Don’t resign yourself to a life sentence

Before I begin on my rant, I should clarify that I DO believe that ME/CFS is a REAL illness.

For 11 years I’ve been ill. Possibly even longer, but the symptoms really hit in March/April of 2003. After a few years of no diagnosis I started to think that I have ME/CFS.  Since my ME/CFS diagnosis a year ago, I’ve also been diagnosed with narcolepsy and hypermobility. Both narcolepsy and hypermobility sit within the same realm of ME/CFS so I haven’t discarded it as an illness that I have. But…that doesn’t mean that I’m not still fighting for a different diagnosis. A more definitive diagnosis.

You see, the thing is, there is no cure for ME/CFS. There’s not even really any treatment for it. So whilst it was a relief to have it as a diagnosis, it also sits as a life sentence with little or no relief. I’d never wish it upon anyone! Therefore if I can find a diagnosis that comes with a cure or some form of treatment…I’ll take it! Over the past 11 years I’ve done the following:

  • 4 x naturopaths
  • 1 x osteopath
  • unknown quantity of GPs
  • 2 x anti-depressant medications
  • stimulant medication
  • 2 x counsellors
  • 30+ blood tests (multiple tests each time)
  • 12 x b12 injections
  • sleep study
  • 3-4 ‘specialists’
  • unknown quantity of antibiotics
  • unknown doses of vitamins & supplements
  • gluten-free diet
  • dairy/lactose free diet
  • paleo diet
  • doing more
  • doing less
  • going to bed earlier
  • exercise
  • meditation
  • hypnosis

The list goes on.

I guess what I’m saying is…I’ve tried a LOT of things and been tested for a LOT of things and will continue going along this way.

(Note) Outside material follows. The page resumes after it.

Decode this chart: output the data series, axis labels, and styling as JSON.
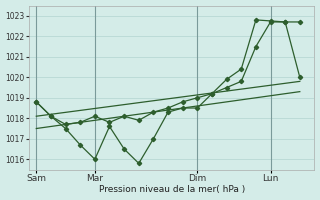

So it upset me yesterday when I read a post from someone complaining about a test that their specialist was sending them to do and saying that it’s pointless because it won’t find anything as well as complaining about other suggestions that had been given to them. Of course there are things that I’ve been told to try which I’ve been skeptical about, but I’ve still tried them. Sometimes I ended up with surprising results, sometimes I came up empty. Either way, I kept an open mind and gave it a go.

Whilst ME/CFS is a relevant diagnosis, given that there are no tests for it and it is often coupled with one or more additional illnesses, I’m not going to settle with this life sentence and I don’t understand those who fight against getting a different or additional diagnosis.

Even though narcolepsy is also a life sentence, I am grateful for the diagnosis because it means that I have access to medication to ease my ongoing pain. And that was a diagnosis that came from a test I was skeptical about.

The other day I found out that a family member of a friend of mine may finally get their diagnosis changed from ME/CFS to something else after many, many years of thinking it was just ME/CFS. This diagnosis can lead them to medication which could have them fighting fit again in a matter of years.

So yes, I may have ME/CFS, but I’m not going to stop looking for another answer.


Road to recovery

Not to get too ahead of myself, but in the past few weeks I’ve noticed a slight change in my health. The main change is the lessened crash after lunch. Don’t get me wrong, I’m still tired, but lately it’s been just that – tired – and not the painful tired I’ve been experiencing the past 5 or so months. I’ve even been able to stay up past 9pm without going into a panic and wanting to cry.

My energy levels still aren’t high (so no marathons for me just yet), but at least the pain has eased. I’ve even managed to get through the weekend (just) without having naps. Usually I’d get to about 2pm on the weekends and need to go lie down. But, in the past weekend, I managed to get through without. I struggled from about 5pm onwards, but even then I was still able to function. 

I think it just goes to show that perseverance pays off. Whilst the advice from some was to simply slow down and listen to my body, I kept on fighting. Mostly out of fear of not being able to get up out of bed again, but I fought none-the-less. 

I’m not saying I’m cured, but even feeling this little bit better is a massive milestone. I’m still going to keep up my treatments and sourcing more information and options, but for now I think I’ve found something that works for me.

For now, I say a big thank-you to those who’ve helped me through the past few months whilst I’ve been at my worst. Especially my family, boyfriend and closest friends. Too often I read posts from fellow CFS sufferers who’ve lost the support of loved ones. I’ve been lucky in being surrounded by love, support and desire to understand me. So thank-you.